A couple of extremely quiet hours downtown perusing a few of Polk’s City of Seattle Directories at Rem Koolhaus’s Seattle Public Library proved most of our suppositions about the buildings’ early history.

Even though the now odd-looking box at 1900 6th Ave. W. may have been owned by the trustees of the Third Presbyterian Church (now the Queen Anne Presbyterian Church and located a block away on 5th Ave. W.) in 1904 when it was connected to the sewer, it served from the get-go as a grocery store. Samuel Irvine is first identified in the City directory as operating a grocery there in 1907. He may have been the person of the same name who sold tea in 1905 and 1906 at 519 E. Denny Way, but by 1907, there is no doubt that he was here and living upstairs over the shop with his wife Margaret. They were still there in 1912. With some more digging, we may find out how long they stayed. In any case by 1937, Thomas J. Hanrahan ran the grocery and lived with his wife Nora T. Hanrahan either upstairs in the apartment or out back in the tiny house at 516 W. Howe. By 1941, when the electric trolley busses replaced the streetcars, it had closed. By 1955, however, with the false front removed and the clapboard hidden behind the composition siding, Don Moyle was running Don’s Market here.

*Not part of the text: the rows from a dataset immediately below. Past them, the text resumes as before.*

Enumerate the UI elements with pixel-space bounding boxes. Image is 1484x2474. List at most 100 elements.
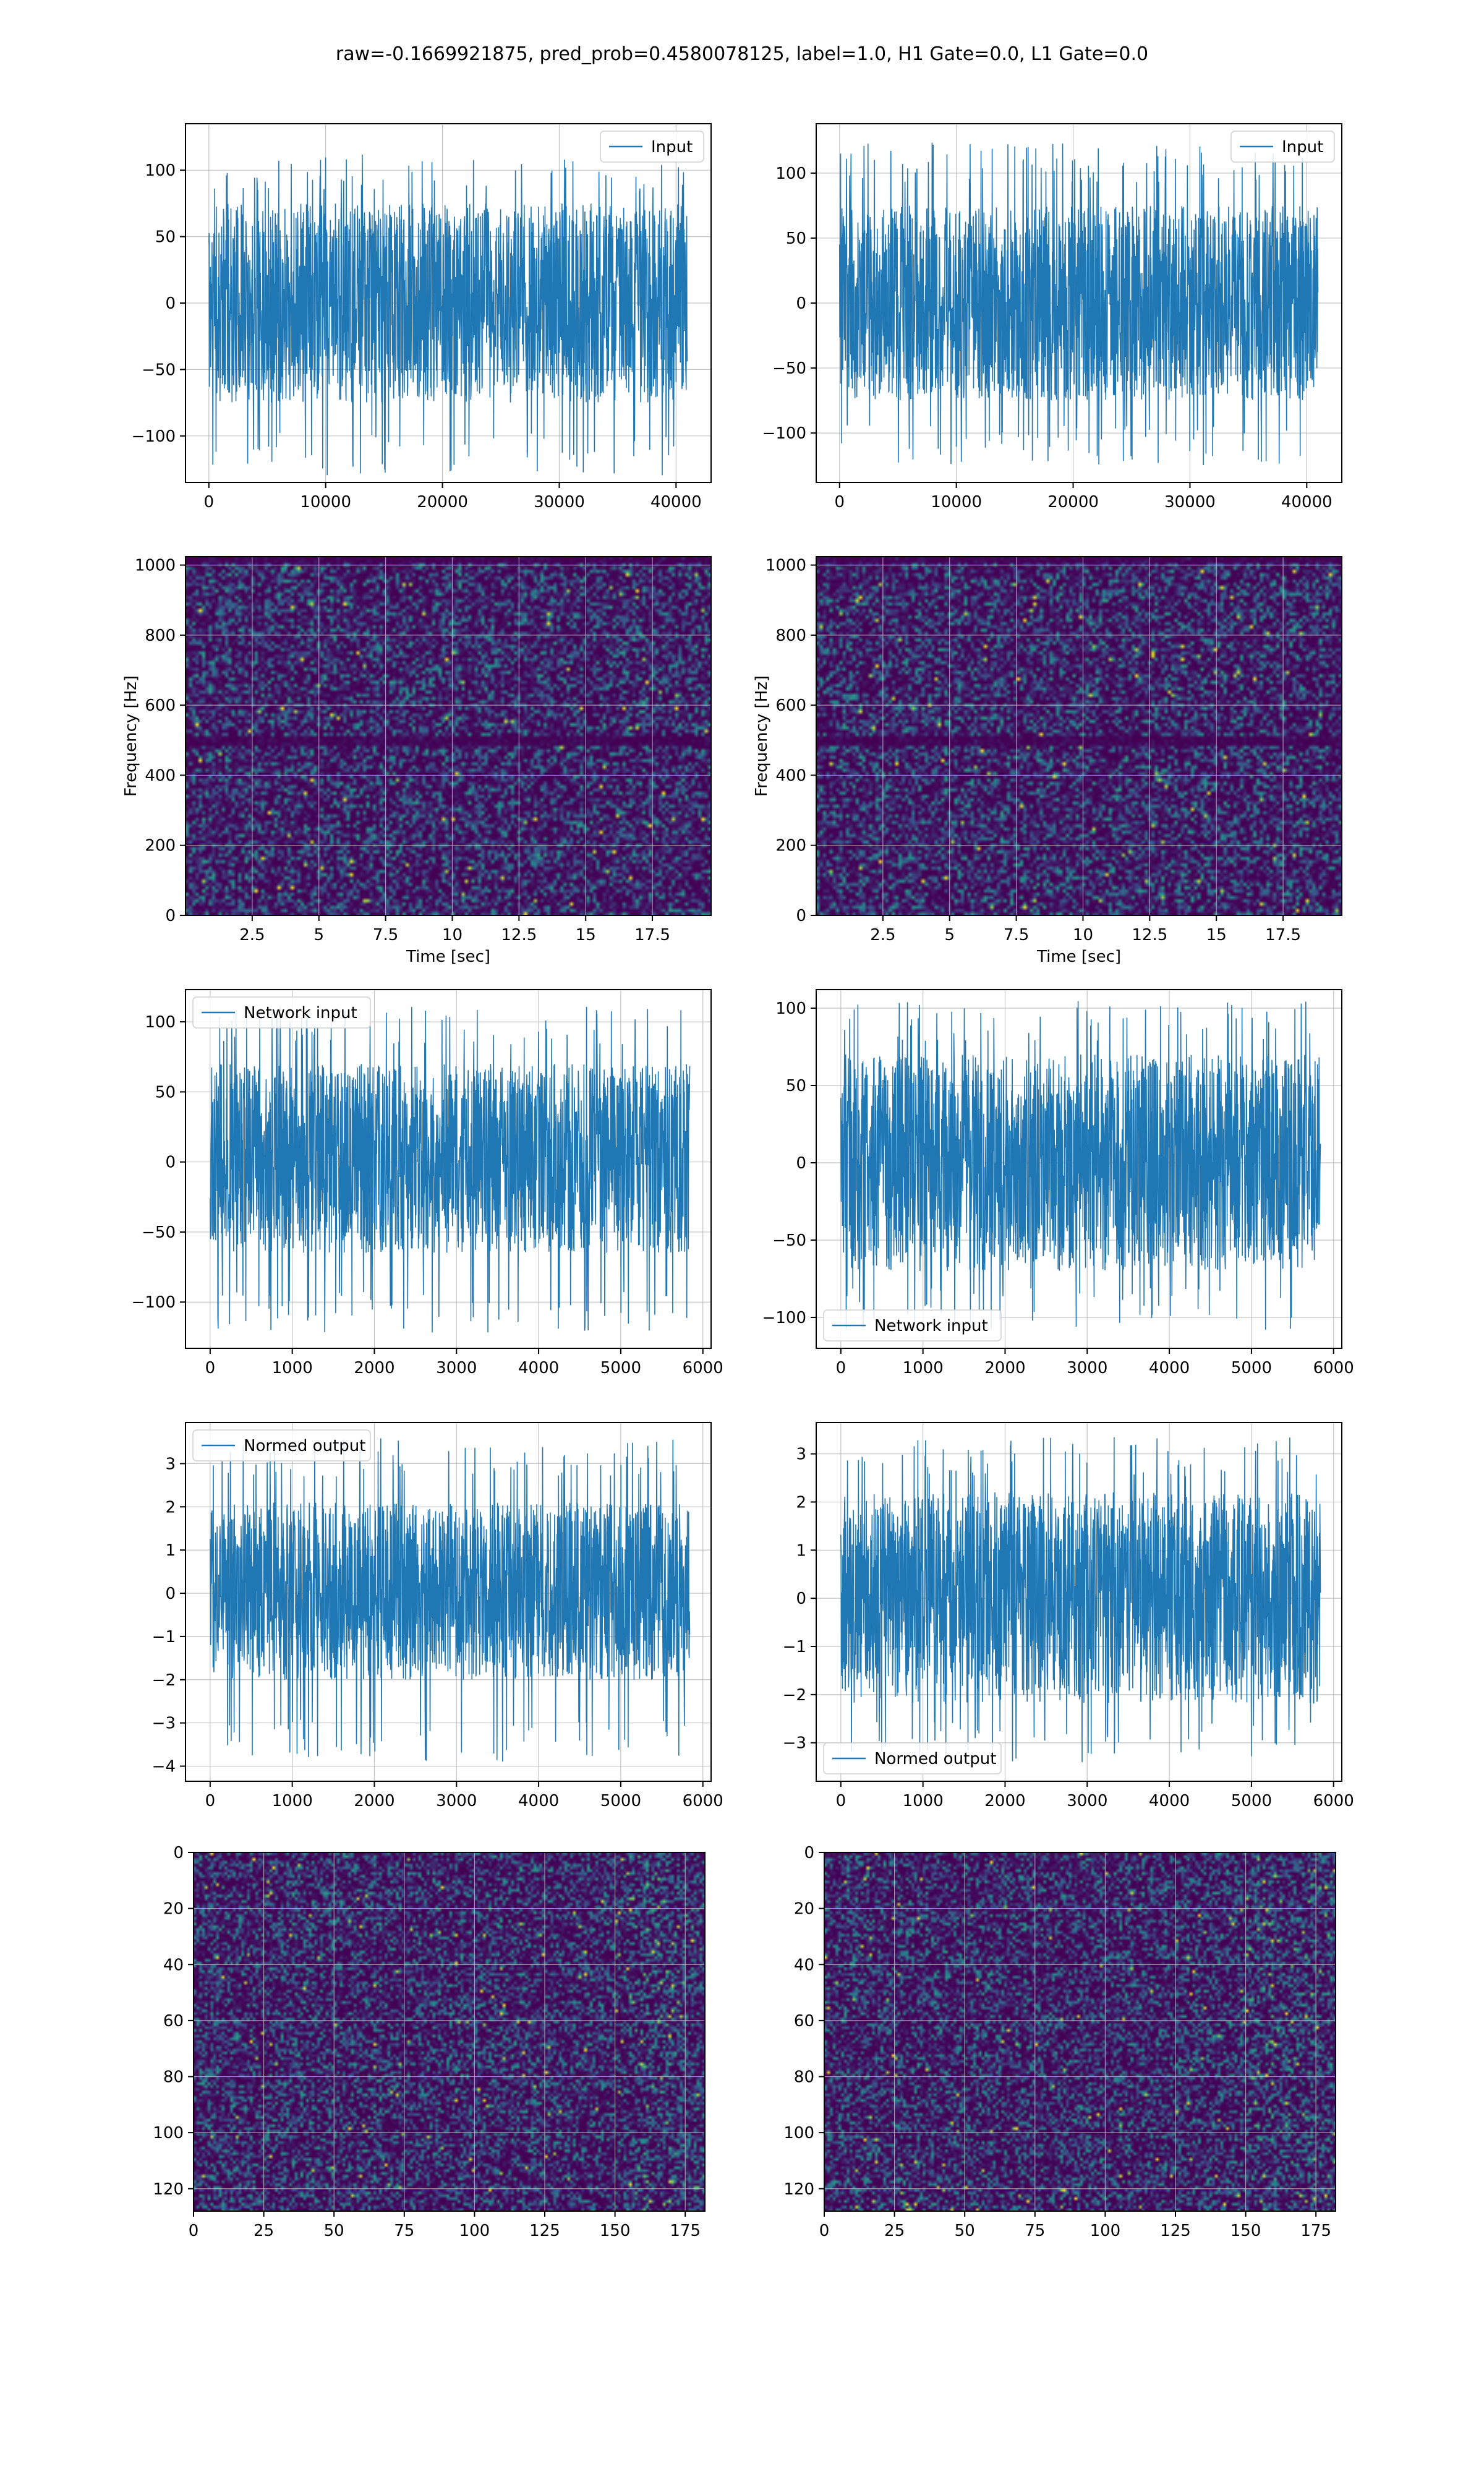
y-tick-label: 50 bbox=[786, 229, 806, 248]
x-tick-label: 5000 bbox=[600, 1359, 641, 1377]
axis-ticks: 0 1000 2000 3000 4000 5000 6000 −3 −2 −1 0 1 2 3 bbox=[783, 1445, 1354, 1810]
x-tick-label: 0 bbox=[189, 2222, 199, 2240]
legend-label: Input bbox=[651, 138, 693, 156]
y-tick-label: 2 bbox=[165, 1498, 176, 1517]
legend: Input bbox=[1230, 131, 1335, 163]
x-tick-label: 25 bbox=[884, 2222, 905, 2240]
grid-lines bbox=[816, 557, 1342, 916]
axis-ticks: 2.5 5 7.5 10 12.5 15 17.5 0 200 400 600 800 1000 bbox=[135, 557, 670, 944]
heatmap-image bbox=[824, 1852, 1336, 2211]
x-tick-label: 10 bbox=[1073, 926, 1093, 944]
y-tick-label: −1 bbox=[783, 1638, 806, 1656]
y-tick-label: 50 bbox=[155, 228, 176, 247]
page-title: raw=-0.1669921875, pred_prob=0.458007812… bbox=[335, 43, 1149, 65]
y-tick-label: 40 bbox=[794, 1956, 814, 1974]
grid-lines bbox=[824, 1852, 1336, 2211]
norm-left-plot: 0 1000 2000 3000 4000 5000 6000 −4 −3 −2 −1 0 1 2 3 Nor… bbox=[152, 1422, 723, 1810]
legend-label: Normed output bbox=[244, 1437, 365, 1455]
x-tick-label: 6000 bbox=[683, 1359, 723, 1377]
legend: Network input bbox=[823, 1309, 1002, 1342]
y-tick-label: 0 bbox=[796, 1590, 806, 1608]
series-line bbox=[839, 142, 1319, 466]
x-tick-label: 2.5 bbox=[870, 926, 895, 944]
y-tick-label: 1000 bbox=[135, 557, 176, 575]
legend: Normed output bbox=[192, 1429, 371, 1462]
series-line bbox=[840, 1001, 1321, 1330]
x-tick-label: 5000 bbox=[600, 1792, 641, 1810]
x-tick-label: 4000 bbox=[1149, 1359, 1190, 1377]
axis-ticks: 0 1000 2000 3000 4000 5000 6000 −100 −50 0 50 100 bbox=[762, 999, 1354, 1377]
x-tick-label: 6000 bbox=[1313, 1359, 1354, 1377]
axis-ticks: 0 10000 20000 30000 40000 −100 −50 0 50 100 bbox=[762, 165, 1333, 511]
x-tick-label: 125 bbox=[529, 2222, 560, 2240]
y-tick-label: −50 bbox=[772, 359, 806, 378]
act-left-plot: 0 25 50 75 100 125 150 175 0 20 40 60 80 100 120 bbox=[153, 1844, 706, 2240]
x-tick-label: 20000 bbox=[1047, 493, 1099, 511]
y-axis-label: Frequency [Hz] bbox=[753, 675, 771, 797]
y-tick-label: 200 bbox=[145, 837, 176, 855]
x-tick-label: 0 bbox=[205, 1792, 216, 1810]
x-tick-label: 17.5 bbox=[1265, 926, 1301, 944]
y-tick-label: 3 bbox=[165, 1455, 176, 1473]
y-tick-label: 20 bbox=[794, 1900, 814, 1919]
y-tick-label: 80 bbox=[163, 2068, 184, 2087]
y-tick-label: 20 bbox=[163, 1900, 184, 1919]
axis-ticks: 0 25 50 75 100 125 150 175 0 20 40 60 80 100 120 bbox=[783, 1844, 1331, 2240]
x-tick-label: 75 bbox=[1025, 2222, 1045, 2240]
x-tick-label: 50 bbox=[324, 2222, 344, 2240]
x-tick-label: 4000 bbox=[518, 1792, 559, 1810]
x-tick-label: 5000 bbox=[1231, 1359, 1272, 1377]
y-tick-label: 2 bbox=[796, 1493, 806, 1512]
y-tick-label: 0 bbox=[796, 1154, 806, 1173]
y-tick-label: 1 bbox=[165, 1541, 176, 1560]
legend: Network input bbox=[192, 996, 371, 1029]
x-tick-label: 12.5 bbox=[1132, 926, 1167, 944]
heatmap-image bbox=[194, 1852, 705, 2211]
net-right-plot: 0 1000 2000 3000 4000 5000 6000 −100 −50 0 50 100 Ne… bbox=[762, 989, 1354, 1377]
x-tick-label: 125 bbox=[1160, 2222, 1191, 2240]
y-tick-label: 400 bbox=[775, 766, 806, 785]
x-tick-label: 150 bbox=[1230, 2222, 1261, 2240]
x-tick-label: 15 bbox=[1206, 926, 1227, 944]
axis-ticks: 2.5 5 7.5 10 12.5 15 17.5 0 200 400 600 800 1000 bbox=[765, 557, 1301, 944]
axes-frame bbox=[185, 556, 712, 916]
x-tick-label: 10000 bbox=[300, 493, 351, 511]
x-tick-label: 175 bbox=[1300, 2222, 1331, 2240]
x-tick-label: 40000 bbox=[1281, 493, 1333, 511]
x-tick-label: 4000 bbox=[1149, 1792, 1190, 1810]
x-tick-label: 6000 bbox=[1313, 1792, 1354, 1810]
axes-frame bbox=[185, 1422, 712, 1782]
x-tick-label: 15 bbox=[576, 926, 596, 944]
x-tick-label: 2000 bbox=[354, 1792, 394, 1810]
axes-frame bbox=[185, 123, 712, 483]
series-line bbox=[210, 1438, 691, 1762]
y-tick-label: −100 bbox=[762, 1309, 806, 1327]
y-tick-label: 100 bbox=[775, 165, 806, 183]
y-tick-label: −100 bbox=[762, 424, 806, 443]
y-tick-label: 0 bbox=[165, 907, 176, 925]
x-tick-label: 25 bbox=[254, 2222, 274, 2240]
axis-ticks: 0 10000 20000 30000 40000 −100 −50 0 50 100 bbox=[132, 161, 702, 511]
axes-frame bbox=[816, 989, 1342, 1349]
y-tick-label: 600 bbox=[775, 696, 806, 715]
x-tick-label: 30000 bbox=[1164, 493, 1216, 511]
y-tick-label: 0 bbox=[165, 1154, 176, 1172]
axes-frame bbox=[193, 1852, 706, 2212]
x-tick-label: 5 bbox=[313, 926, 324, 944]
series-line bbox=[840, 1437, 1321, 1762]
y-tick-label: −2 bbox=[152, 1671, 176, 1690]
x-tick-label: 7.5 bbox=[1004, 926, 1029, 944]
axis-ticks: 0 1000 2000 3000 4000 5000 6000 −100 −50 0 50 100 bbox=[132, 1013, 723, 1377]
y-tick-label: 60 bbox=[794, 2012, 814, 2031]
x-tick-label: 10 bbox=[442, 926, 463, 944]
y-tick-label: 100 bbox=[145, 1013, 176, 1032]
axis-ticks: 0 25 50 75 100 125 150 175 0 20 40 60 80 100 120 bbox=[153, 1844, 701, 2240]
y-tick-label: 800 bbox=[775, 627, 806, 645]
y-tick-label: 0 bbox=[804, 1844, 814, 1862]
y-tick-label: 120 bbox=[783, 2180, 814, 2199]
net-left-plot: 0 1000 2000 3000 4000 5000 6000 −100 −50 0 50 100 Ne… bbox=[132, 989, 723, 1377]
x-tick-label: 175 bbox=[670, 2222, 701, 2240]
x-tick-label: 4000 bbox=[518, 1359, 559, 1377]
axes-frame bbox=[185, 989, 712, 1349]
y-tick-label: 80 bbox=[794, 2068, 814, 2087]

We know a bit more about the store at 1834 6th Ave. W. The 1910 city directory names Homer T. Verd operating Verd Bros grocery there. Homer apparently went into business with his brother Edward who also sported a middle T, but Edward continue working as the treasurer of Bryant Lumber and Mill Company and the Jackson Investment Company. He did not live on site. According to the 1906 directory, Homer and Edward appear to have started in the grocery business down the street at 602 W. Crockett where Homer also lived and where Targy’s Tavern can be found today. In 1910, Verd Bros. moved one block south and across 6th Ave. to 1834 where Homer lived upstairs with his wife Mary. Homer and Mary are still there in the 1912 directory, apparently operating their successful grocery just across from the Irvines' all that time.

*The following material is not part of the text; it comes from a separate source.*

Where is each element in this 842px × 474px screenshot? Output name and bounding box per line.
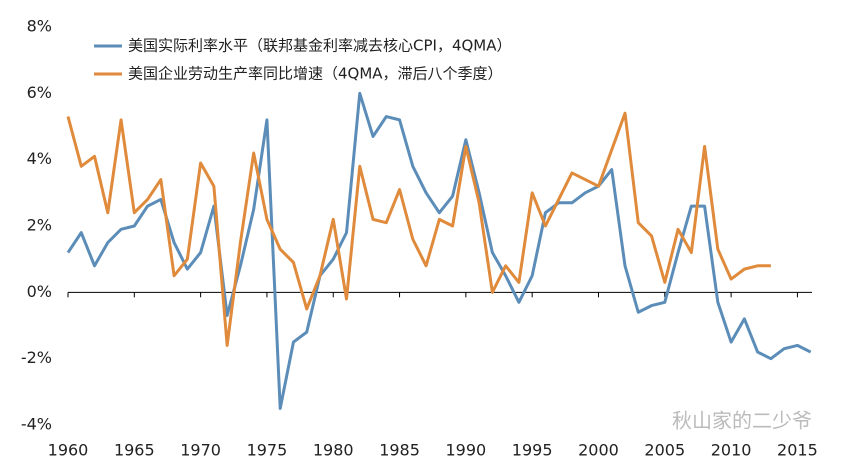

In the 1937 picture, the big sign on the false front announces the grocery store’s IGA identity. The initials stand for Independent Grocers Alliance which started in May 1926 when a group of 100 independent retailers (family-owned local grocery stores) in Poughkeepsie, New York and Sharon, Connecticut, led by J. Frank Grimes, organized themselves into a single marketing system. Guidance from the IGA management came in the form of marketing and access to a consistent supply chain. (Wikipedia). In 1937, Thomas W. Weddle and his wife Pearl ran the IGA and lived upstairs. You can see the Weddle name at the very top of the IGA sign. The Weddles' store also closed its doors by 1941. (See Alicia Arter and Jan Hadley’s marvelous articles about local grocery stores: Nelsen's Grocery, Mulholland's Cash Grocery, and the Motor-In Market –- which explains why these stores failed during the Great Depression.) The shop re-opened a few years later as a delicatessen and bakery, but by 1955 it had closed once again.

Exploring 1834 6th W. today, we discover that the retail space is (comparatively) unchanged. Sure, it appears at first look like a rough-hewn nearly-abandoned carpentry shop, but truth to tell you could easily slip the old IGA in without changing much. Big old beams still frame the first floor, while high ceilings make room for any equipment you might need. Large openings make deliveries easy while -- the trees notwithstanding -- those big windows admit gobs of light. The apartment upstairs is still rented, but the building’s owner now lives next door in a discrete bungalow designed in 2000 by Gregory S. Hackworth of Hackworth Architecture – Planning to hide its modern origins. Hackworth may have set the new house way back from the street in honor of the long-gone #24 streetcar that used to rumble by.